Eyes wide shut: pseudo-placebo effects (2012) - gwern
http://mungowitzend.blogspot.com/2012/03/eyes-wide-shut.html
======
thaumasiotes
> The paper illustrates the point by undertaking two different RCTs on cowpea
> seeds in Tanzania. One is a traditional study where the control group knows
> they are getting traditional seeds and the treatment group knows they are
> getting modern seeds. The second is double blind; neither group knows what
> seed it is getting.

> The traditional RCT shows a significant over 20% increase in yields from the
> modern seed. But the double blind RCT shows that virtually all of that
> improvement comes from changed behavior

> Specifically, the average treatment effect in the double blind RCT was zero!
> And when the harvests in the control groups across the two RCTs were
> compared, the blind control group showed a significant over 20% increase
> over the traditional RCT control group which knew they were getting the
> traditional seeds.

> In other words, the significant effect found in the traditional RCT was not
> due to better seeds, it was due to actions taken by the farmers who thought
> they were getting better seeds (they planted them in larger plots with more
> space between the plants on better quality land). These farmers'
> expectations were wrong (in post experiment surveys, over 60% of them said
> they were disappointed in the yields)

I don't like this reporting. The way things are phrased, it looks like
Tanzanian farmers have depressed yields 17% just by having bad farming
practices. But it goes on to specifically say that the farmers were
disappointed in their 20% increased yields.

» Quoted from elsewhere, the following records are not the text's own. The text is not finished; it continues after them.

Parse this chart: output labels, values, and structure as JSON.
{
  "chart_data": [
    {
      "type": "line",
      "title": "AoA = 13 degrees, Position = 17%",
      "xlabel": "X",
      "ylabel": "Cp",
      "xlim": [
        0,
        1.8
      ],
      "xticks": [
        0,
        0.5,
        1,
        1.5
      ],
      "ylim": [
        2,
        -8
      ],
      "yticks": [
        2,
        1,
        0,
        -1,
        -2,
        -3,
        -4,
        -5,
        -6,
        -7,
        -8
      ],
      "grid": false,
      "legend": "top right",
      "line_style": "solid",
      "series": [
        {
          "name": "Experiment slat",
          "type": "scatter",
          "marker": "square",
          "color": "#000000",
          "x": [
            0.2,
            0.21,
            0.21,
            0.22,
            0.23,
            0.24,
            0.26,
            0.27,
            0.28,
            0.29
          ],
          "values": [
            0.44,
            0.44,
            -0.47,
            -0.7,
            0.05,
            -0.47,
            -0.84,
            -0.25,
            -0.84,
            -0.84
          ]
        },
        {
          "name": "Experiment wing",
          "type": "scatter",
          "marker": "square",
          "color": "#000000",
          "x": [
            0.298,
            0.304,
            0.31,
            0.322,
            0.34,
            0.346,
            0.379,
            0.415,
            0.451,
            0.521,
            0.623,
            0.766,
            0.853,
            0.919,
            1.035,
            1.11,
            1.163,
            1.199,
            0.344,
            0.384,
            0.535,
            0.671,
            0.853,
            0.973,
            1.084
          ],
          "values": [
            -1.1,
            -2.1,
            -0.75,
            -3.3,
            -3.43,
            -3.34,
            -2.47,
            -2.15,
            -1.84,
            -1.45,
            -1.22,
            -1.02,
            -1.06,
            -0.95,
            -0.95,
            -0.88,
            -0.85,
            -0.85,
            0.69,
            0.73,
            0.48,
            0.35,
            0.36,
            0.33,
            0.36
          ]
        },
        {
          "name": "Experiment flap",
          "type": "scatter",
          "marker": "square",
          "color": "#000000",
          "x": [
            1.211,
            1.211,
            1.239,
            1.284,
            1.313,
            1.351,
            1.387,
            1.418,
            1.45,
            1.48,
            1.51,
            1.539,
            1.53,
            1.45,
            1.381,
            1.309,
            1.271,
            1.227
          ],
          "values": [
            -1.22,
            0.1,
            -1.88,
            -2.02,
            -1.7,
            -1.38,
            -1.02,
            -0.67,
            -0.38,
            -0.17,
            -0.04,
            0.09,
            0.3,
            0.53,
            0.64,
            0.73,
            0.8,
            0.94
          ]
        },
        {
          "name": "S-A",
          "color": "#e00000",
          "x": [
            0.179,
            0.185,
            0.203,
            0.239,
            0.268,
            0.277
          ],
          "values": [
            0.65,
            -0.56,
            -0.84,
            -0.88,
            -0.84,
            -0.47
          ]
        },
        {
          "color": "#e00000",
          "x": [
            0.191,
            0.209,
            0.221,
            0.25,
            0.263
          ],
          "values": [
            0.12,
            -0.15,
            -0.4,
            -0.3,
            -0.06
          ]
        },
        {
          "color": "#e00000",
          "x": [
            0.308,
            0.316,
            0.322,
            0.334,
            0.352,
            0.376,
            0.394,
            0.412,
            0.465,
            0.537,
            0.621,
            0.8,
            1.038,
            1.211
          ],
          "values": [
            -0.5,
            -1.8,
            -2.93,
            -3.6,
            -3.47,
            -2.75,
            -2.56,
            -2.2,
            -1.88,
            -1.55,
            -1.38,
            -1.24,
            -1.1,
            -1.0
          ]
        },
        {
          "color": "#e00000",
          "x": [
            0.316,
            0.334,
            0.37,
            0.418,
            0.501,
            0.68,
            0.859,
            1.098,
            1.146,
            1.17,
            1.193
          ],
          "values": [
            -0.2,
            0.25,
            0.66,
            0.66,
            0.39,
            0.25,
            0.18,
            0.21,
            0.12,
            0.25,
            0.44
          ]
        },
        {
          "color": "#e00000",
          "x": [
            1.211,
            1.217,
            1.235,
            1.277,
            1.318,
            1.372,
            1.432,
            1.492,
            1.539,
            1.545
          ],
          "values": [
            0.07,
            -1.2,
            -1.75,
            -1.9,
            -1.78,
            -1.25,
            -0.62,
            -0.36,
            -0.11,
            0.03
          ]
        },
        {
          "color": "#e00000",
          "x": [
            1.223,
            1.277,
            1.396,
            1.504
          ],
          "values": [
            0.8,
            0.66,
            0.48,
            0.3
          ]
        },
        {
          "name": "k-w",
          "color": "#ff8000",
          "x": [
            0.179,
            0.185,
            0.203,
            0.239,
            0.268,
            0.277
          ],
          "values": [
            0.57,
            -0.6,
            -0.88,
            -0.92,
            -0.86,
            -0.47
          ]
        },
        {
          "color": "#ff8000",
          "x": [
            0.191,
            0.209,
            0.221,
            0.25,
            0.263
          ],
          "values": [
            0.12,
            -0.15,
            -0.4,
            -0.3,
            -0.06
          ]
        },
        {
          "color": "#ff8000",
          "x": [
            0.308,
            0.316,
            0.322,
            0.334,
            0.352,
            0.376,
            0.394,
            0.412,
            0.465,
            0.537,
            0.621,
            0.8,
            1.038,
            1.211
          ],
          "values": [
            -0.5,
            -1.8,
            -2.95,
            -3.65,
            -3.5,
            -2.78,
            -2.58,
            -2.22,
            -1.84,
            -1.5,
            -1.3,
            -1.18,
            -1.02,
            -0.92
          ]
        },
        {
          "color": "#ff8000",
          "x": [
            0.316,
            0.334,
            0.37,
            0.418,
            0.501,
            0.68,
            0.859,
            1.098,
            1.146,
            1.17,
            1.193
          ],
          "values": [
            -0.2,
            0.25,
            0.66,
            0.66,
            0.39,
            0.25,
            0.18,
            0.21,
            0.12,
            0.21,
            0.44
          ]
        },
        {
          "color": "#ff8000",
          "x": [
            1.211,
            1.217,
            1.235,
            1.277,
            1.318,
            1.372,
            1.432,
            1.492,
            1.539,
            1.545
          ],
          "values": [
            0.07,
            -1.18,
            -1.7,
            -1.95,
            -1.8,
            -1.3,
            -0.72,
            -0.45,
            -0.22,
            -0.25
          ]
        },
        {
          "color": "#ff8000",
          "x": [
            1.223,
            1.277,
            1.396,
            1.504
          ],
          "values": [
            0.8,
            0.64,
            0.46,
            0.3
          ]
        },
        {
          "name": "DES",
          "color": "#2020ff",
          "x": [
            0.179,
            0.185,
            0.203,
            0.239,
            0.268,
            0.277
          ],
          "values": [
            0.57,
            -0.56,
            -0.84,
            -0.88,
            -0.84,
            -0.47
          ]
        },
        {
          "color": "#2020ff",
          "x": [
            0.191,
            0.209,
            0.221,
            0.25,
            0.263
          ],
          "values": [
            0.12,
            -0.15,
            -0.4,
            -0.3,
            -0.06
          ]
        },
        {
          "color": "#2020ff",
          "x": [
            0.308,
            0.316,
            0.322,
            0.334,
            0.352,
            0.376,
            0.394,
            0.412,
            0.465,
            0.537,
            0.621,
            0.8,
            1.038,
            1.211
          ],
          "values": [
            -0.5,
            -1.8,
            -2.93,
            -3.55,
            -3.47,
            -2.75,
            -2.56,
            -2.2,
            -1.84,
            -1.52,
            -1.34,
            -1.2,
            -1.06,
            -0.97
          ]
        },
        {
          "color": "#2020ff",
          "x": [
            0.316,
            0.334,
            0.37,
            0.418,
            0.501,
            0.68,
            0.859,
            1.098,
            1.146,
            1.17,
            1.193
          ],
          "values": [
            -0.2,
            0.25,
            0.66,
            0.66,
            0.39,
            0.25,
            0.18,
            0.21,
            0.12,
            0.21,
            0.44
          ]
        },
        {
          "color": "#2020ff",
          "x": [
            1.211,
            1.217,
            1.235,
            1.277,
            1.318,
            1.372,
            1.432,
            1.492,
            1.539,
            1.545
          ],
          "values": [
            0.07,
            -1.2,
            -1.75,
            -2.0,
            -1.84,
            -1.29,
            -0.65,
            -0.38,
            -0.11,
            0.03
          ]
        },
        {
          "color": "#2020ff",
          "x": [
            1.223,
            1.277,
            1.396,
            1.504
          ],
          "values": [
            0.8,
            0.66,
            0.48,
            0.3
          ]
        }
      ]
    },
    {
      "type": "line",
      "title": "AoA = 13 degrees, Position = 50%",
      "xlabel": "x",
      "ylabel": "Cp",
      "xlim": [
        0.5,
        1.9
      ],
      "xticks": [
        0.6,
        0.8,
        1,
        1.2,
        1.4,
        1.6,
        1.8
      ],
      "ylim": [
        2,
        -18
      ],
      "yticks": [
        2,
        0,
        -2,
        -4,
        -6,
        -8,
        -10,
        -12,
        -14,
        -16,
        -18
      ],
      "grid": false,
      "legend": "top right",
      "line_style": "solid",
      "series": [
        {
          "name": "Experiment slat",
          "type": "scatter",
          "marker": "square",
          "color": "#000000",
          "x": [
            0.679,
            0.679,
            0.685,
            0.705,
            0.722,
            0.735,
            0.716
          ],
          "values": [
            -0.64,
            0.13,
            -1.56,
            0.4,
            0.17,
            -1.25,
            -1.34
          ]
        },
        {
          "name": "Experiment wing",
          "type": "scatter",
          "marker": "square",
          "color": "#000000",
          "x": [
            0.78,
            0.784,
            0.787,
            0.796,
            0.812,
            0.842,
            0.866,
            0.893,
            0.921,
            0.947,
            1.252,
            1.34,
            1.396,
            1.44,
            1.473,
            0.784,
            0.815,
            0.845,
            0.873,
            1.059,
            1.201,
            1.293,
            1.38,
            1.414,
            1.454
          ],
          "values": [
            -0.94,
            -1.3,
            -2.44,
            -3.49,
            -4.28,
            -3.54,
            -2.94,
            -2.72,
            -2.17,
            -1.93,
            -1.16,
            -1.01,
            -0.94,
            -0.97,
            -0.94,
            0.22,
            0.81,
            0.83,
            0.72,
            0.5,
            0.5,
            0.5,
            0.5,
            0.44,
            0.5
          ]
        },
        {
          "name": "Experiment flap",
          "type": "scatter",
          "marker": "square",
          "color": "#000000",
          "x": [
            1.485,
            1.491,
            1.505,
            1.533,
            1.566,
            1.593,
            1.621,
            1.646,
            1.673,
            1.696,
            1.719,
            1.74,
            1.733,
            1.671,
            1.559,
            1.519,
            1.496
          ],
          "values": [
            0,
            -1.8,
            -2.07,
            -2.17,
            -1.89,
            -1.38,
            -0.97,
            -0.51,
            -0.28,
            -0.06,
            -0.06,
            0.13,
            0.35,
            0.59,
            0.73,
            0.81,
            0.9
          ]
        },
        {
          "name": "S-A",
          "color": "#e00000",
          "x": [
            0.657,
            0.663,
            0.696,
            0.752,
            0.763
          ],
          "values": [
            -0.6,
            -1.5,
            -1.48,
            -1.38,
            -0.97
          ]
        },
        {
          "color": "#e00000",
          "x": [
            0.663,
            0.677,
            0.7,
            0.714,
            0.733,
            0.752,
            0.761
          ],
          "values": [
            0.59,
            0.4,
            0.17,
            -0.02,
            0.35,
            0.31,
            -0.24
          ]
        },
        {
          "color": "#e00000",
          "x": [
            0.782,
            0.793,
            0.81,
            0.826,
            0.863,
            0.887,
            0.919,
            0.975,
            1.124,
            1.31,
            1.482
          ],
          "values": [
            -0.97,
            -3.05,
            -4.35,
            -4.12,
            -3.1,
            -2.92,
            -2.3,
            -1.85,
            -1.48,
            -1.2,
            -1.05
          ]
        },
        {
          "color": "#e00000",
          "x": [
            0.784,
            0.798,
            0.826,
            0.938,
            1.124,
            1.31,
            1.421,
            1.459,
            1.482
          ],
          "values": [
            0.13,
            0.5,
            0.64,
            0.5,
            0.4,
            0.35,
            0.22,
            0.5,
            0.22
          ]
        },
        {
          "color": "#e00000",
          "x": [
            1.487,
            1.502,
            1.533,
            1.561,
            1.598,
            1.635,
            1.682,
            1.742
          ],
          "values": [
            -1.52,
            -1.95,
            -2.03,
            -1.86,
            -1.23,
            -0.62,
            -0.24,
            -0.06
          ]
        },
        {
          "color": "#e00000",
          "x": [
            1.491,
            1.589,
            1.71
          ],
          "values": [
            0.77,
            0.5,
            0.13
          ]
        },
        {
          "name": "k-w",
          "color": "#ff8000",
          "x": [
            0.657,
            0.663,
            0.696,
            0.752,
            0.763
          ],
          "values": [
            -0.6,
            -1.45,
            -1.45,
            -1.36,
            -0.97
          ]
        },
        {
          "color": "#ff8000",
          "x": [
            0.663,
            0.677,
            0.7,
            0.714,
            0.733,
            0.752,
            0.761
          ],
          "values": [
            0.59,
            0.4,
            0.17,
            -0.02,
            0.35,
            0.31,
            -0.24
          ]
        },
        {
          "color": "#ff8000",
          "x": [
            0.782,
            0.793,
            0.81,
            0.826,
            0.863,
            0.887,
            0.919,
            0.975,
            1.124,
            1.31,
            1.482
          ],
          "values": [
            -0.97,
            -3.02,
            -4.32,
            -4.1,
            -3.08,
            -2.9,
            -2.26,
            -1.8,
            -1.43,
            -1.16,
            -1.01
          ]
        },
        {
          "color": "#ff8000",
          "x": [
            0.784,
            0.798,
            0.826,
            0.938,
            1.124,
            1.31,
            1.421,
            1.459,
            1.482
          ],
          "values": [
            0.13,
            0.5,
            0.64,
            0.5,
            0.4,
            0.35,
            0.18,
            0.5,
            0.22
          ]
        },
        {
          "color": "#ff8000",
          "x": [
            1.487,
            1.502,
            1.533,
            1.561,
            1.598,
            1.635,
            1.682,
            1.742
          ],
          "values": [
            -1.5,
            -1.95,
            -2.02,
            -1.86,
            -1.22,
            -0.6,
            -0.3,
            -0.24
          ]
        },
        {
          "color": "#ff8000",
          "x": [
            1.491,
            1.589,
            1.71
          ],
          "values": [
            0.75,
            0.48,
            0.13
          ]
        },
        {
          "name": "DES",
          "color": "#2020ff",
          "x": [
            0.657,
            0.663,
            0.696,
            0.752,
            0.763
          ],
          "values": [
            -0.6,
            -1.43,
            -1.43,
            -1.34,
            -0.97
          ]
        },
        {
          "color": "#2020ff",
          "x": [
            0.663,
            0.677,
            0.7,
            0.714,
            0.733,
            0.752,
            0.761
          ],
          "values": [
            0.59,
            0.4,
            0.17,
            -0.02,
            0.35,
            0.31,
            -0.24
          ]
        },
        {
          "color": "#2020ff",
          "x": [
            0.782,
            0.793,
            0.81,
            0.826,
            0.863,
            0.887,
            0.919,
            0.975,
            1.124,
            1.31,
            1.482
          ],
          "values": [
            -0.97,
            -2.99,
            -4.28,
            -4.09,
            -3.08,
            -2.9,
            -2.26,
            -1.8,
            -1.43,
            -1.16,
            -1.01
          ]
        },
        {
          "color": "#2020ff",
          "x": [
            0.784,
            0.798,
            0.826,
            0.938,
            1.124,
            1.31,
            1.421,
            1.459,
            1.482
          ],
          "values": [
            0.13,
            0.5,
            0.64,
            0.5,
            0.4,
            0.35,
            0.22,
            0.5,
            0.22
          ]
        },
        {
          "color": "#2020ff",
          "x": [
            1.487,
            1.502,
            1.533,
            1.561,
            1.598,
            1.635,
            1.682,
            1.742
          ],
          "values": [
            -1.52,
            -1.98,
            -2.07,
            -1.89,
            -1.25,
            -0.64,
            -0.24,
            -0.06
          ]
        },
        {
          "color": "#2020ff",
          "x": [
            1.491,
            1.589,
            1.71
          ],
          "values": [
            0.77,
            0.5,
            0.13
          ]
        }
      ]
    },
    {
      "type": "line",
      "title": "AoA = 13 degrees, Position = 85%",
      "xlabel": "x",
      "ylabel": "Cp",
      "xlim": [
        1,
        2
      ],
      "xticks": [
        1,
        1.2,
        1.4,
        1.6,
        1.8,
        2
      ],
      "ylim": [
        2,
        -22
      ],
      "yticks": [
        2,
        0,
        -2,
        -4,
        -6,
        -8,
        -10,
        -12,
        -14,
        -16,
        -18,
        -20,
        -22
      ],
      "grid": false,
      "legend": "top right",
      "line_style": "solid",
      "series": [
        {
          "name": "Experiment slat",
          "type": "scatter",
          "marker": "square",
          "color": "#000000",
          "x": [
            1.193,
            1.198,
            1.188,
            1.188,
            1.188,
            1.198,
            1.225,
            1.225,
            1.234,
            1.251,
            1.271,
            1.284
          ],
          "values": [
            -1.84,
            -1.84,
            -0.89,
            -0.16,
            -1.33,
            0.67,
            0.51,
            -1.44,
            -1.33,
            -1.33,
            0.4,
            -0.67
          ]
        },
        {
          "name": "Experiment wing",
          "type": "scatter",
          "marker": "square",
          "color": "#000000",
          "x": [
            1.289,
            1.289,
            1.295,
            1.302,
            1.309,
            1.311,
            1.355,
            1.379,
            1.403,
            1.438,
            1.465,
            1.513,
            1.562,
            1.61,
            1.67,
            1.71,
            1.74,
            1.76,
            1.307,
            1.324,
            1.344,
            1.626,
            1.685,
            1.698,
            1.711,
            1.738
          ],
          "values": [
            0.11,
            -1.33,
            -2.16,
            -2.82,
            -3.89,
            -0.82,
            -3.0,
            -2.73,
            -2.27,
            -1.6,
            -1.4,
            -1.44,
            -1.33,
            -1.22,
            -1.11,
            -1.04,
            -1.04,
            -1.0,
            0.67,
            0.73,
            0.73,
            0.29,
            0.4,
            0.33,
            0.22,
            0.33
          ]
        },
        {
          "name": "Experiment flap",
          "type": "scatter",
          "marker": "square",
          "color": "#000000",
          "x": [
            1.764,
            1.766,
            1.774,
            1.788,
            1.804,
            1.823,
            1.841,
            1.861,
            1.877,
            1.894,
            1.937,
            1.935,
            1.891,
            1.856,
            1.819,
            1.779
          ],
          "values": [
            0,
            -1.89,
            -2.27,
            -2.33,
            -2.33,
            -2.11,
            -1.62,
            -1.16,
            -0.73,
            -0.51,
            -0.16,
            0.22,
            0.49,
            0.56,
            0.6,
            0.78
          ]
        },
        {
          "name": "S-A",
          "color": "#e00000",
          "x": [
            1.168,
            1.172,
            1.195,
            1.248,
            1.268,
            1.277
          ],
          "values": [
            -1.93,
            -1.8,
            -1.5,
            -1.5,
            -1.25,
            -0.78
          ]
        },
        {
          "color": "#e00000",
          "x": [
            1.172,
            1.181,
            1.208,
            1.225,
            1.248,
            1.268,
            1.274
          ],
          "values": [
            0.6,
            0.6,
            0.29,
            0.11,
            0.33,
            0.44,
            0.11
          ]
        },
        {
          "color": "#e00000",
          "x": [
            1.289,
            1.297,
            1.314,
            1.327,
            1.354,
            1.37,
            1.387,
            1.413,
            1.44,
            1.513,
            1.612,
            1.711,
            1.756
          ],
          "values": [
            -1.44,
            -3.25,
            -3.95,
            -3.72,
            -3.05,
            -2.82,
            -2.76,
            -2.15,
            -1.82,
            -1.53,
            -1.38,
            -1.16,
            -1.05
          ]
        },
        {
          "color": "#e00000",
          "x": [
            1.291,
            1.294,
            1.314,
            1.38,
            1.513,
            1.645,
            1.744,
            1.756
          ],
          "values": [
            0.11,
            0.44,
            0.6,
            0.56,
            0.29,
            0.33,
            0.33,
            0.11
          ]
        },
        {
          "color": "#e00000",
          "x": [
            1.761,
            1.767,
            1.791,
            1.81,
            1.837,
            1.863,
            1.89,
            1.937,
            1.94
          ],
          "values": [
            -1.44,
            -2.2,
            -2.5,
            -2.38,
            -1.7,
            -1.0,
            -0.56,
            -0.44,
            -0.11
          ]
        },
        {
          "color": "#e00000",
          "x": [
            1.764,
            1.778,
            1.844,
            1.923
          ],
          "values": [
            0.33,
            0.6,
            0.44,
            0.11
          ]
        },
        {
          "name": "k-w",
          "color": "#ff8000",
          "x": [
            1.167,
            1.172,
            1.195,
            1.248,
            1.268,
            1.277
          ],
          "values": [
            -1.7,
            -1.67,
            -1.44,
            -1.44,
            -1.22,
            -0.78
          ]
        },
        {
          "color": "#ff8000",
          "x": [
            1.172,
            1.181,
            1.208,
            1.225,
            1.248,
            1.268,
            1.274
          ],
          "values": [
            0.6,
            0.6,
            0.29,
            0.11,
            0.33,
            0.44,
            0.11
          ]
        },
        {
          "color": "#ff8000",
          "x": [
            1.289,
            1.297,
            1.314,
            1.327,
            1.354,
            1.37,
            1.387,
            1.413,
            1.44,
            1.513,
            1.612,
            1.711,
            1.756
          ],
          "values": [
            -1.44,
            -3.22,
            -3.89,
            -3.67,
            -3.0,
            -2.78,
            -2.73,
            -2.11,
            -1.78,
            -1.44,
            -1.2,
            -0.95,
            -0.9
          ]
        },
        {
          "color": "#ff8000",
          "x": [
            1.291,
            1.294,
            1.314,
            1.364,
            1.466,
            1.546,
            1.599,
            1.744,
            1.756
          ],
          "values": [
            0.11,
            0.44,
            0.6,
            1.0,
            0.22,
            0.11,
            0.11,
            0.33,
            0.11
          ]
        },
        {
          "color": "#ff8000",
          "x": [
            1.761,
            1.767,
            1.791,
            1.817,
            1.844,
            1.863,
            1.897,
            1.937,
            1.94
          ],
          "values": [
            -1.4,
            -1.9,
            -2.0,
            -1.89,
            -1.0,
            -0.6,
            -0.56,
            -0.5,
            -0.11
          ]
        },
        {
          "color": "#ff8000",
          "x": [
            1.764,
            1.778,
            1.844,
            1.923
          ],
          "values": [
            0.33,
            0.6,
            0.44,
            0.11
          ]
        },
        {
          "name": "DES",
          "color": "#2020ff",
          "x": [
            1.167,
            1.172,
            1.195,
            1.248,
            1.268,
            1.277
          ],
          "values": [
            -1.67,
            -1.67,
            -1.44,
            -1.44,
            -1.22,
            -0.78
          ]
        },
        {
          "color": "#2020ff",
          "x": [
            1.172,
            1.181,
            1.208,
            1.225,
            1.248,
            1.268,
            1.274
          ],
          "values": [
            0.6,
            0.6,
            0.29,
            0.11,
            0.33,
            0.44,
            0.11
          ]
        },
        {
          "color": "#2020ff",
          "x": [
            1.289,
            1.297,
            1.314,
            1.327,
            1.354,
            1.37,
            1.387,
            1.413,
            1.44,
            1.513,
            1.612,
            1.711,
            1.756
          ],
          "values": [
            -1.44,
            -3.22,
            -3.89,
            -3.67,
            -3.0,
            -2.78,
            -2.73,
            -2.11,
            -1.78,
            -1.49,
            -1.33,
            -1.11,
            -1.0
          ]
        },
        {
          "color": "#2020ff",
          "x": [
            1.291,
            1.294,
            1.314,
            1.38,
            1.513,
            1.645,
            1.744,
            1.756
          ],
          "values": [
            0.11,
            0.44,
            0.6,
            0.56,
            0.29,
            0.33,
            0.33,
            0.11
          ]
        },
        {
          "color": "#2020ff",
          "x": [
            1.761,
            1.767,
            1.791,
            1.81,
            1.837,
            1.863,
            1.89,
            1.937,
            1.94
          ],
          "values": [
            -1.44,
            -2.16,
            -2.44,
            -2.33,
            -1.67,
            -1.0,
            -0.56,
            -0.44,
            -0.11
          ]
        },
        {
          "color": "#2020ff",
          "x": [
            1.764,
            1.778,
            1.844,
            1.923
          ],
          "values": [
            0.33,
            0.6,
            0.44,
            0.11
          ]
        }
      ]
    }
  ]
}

The most sense I can make of this is that these experiments both measured
yield per seed rather than something useful like yield per acre -- despite the
fact that the farmers being studied clearly considered this irrelevant. Are
seeds really such a major cost in farming? Was the study just terribly
designed?

------
xx101010
The general argument is true, of course.

"And, as a fascinating new paper points out, this knowledge can produce
"pseudo-placebo effects" in RCTs. That is to say, the expectation of receiving
the treatment can cause people to modify their behaviors in a way that
produces a significant "average treatment effect" even if the actual
intervention in not particularly effective."

It is barely even "pseudo". This falls into my area of specialty, where
suggestions and expectations are 'how you actually get anything done'. The
more implicit and indirect, nearly, the more likely the suggestion is to take
effect. If one discounts the all important 'confidence' and 'expectation'
angle.

In a clinical trial there is going to be very heavy implications, however
towards confidence. They invested these resources to do the testing, so that
implies confidence and expectations.

------
gumby
This is a serious problem in clinical trials (anomalously high placebo
response) even without self-reported results.